GST record-keeping requirements
2013 amendment aligns the record-keeping provisions in the GST Act with recent amendments to the record-keeping provisions in the Tax Administration Act.
Sections 75(3), 75(3BA), 75(6) and 75(7) of the Goods and Services Tax Act 1985
An amendment has been made to align the record-keeping provisions in the Goods and Services Tax Act 1985 (GST Act) with recent amendments to the record-keeping provisions in the Tax Administration Act 1994. The amendments to the GST Act:
- allow the Commissioner of Inland Revenue to authorise the storage of a registered person's GST records offshore through applications from their service provider; and
- allow the Commissioner to impose reasonable conditions for that authorisation.
Background
The purpose of the changes is to make it easier for taxpayers to conduct their GST compliance activities electronically and align the record-keeping provisions in the GST Act with recent amendments to the Tax Administration Act 1994.
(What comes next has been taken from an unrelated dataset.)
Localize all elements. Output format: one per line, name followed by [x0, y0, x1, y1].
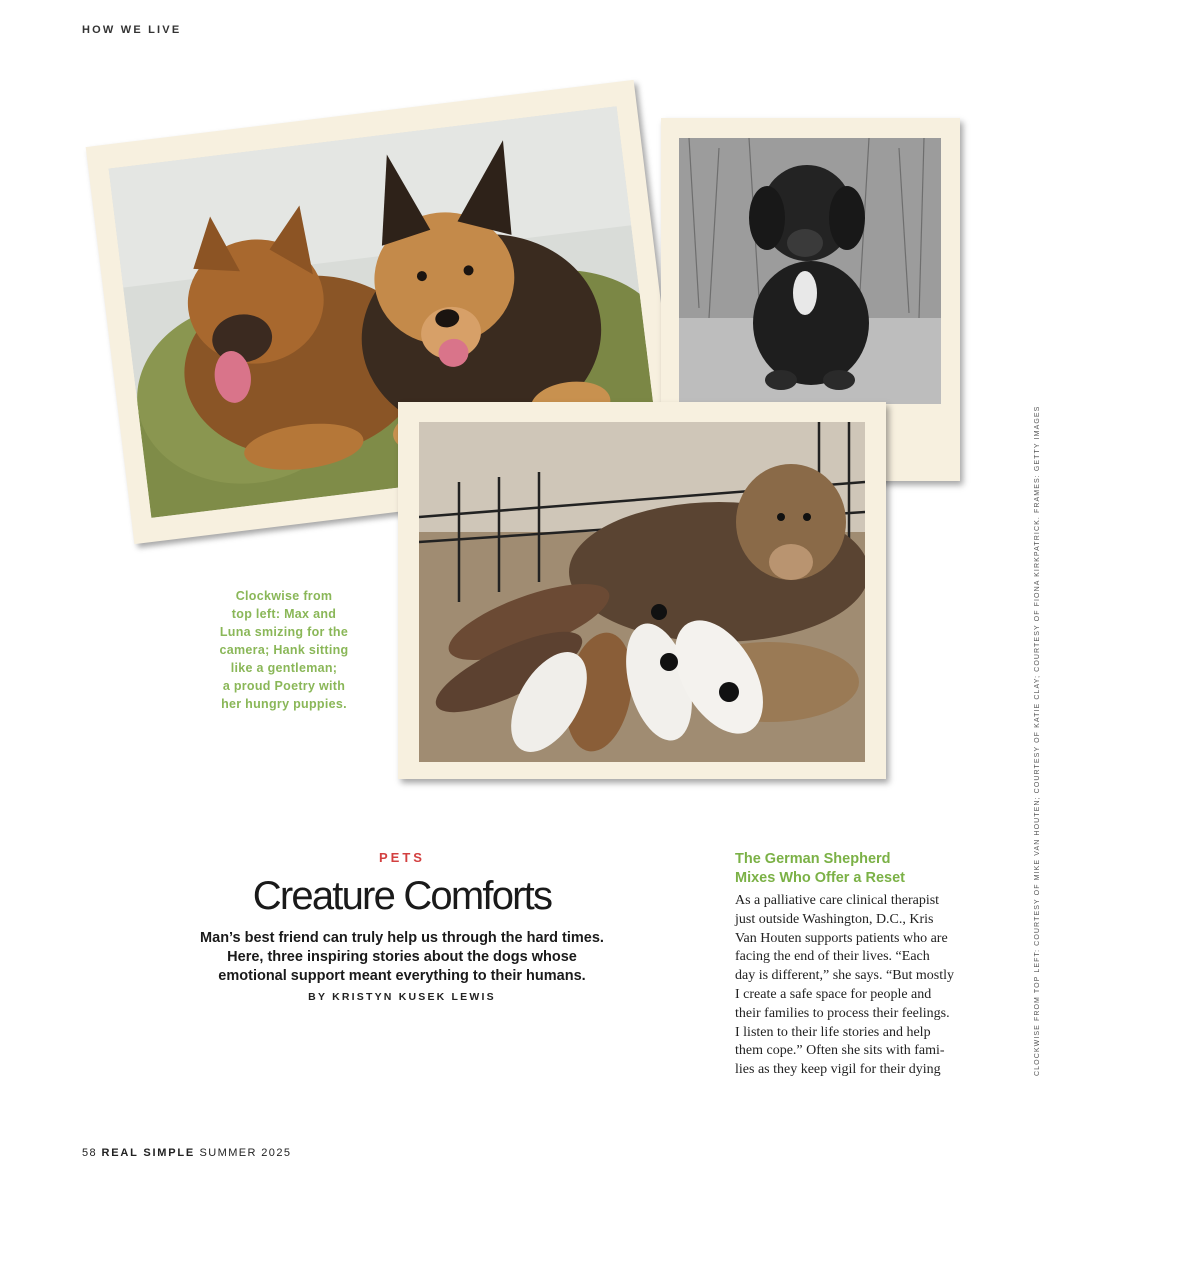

The amendments to the Tax Administration Act allow Inland Revenue to authorise service providers (for example, a tax agent, accounting software provider or a data storage provider) to keep their clients records offshore, provided they meet the conditions set by the Commissioner of Inland Revenue's Standard Practice Statement SPS 13/01: Retention of business records in electronic format, application to store records offshore and application to keep records in Māori.
These amendments will help to simplify the new GST registration rules for non-residents.
Key features
Generally, a registered person is required to store their records in New Zealand. As registered persons are increasingly managing their taxes through payroll or accounting software, the use of offshore data storage for information, records and returns is growing. Previously, the Commissioner could only authorise applications from an individual registered person to store their records offshore. The amendments now align with recent amendments to the Tax Administration Act, to allow a data storage provider to apply to the Commissioner on behalf of their clients. This will make it easier for the registered person to store their data offshore if they choose. The Commissioner will also be able to revoke an authorisation, and has the flexibility to authorise the keeping of records in a different form if requested by a registered person or a data storage provider.
The SPS provides the administrative criteria for the authorisation under the Tax Administration Act. To avoid confusion and maintain consistency between the two Tax Acts, the administrative criteria outlined in the SPS also applies to applications and authorisations under the GST Act to keep a registered person's records offshore.
Under the new rules, registered persons will meet their record-keeping obligations only if they use Inland Revenue-approved service providers. However the ultimate obligation to comply with GST obligations will always rest with a registered person.
Application date
The amendment applies from 2 November 2012.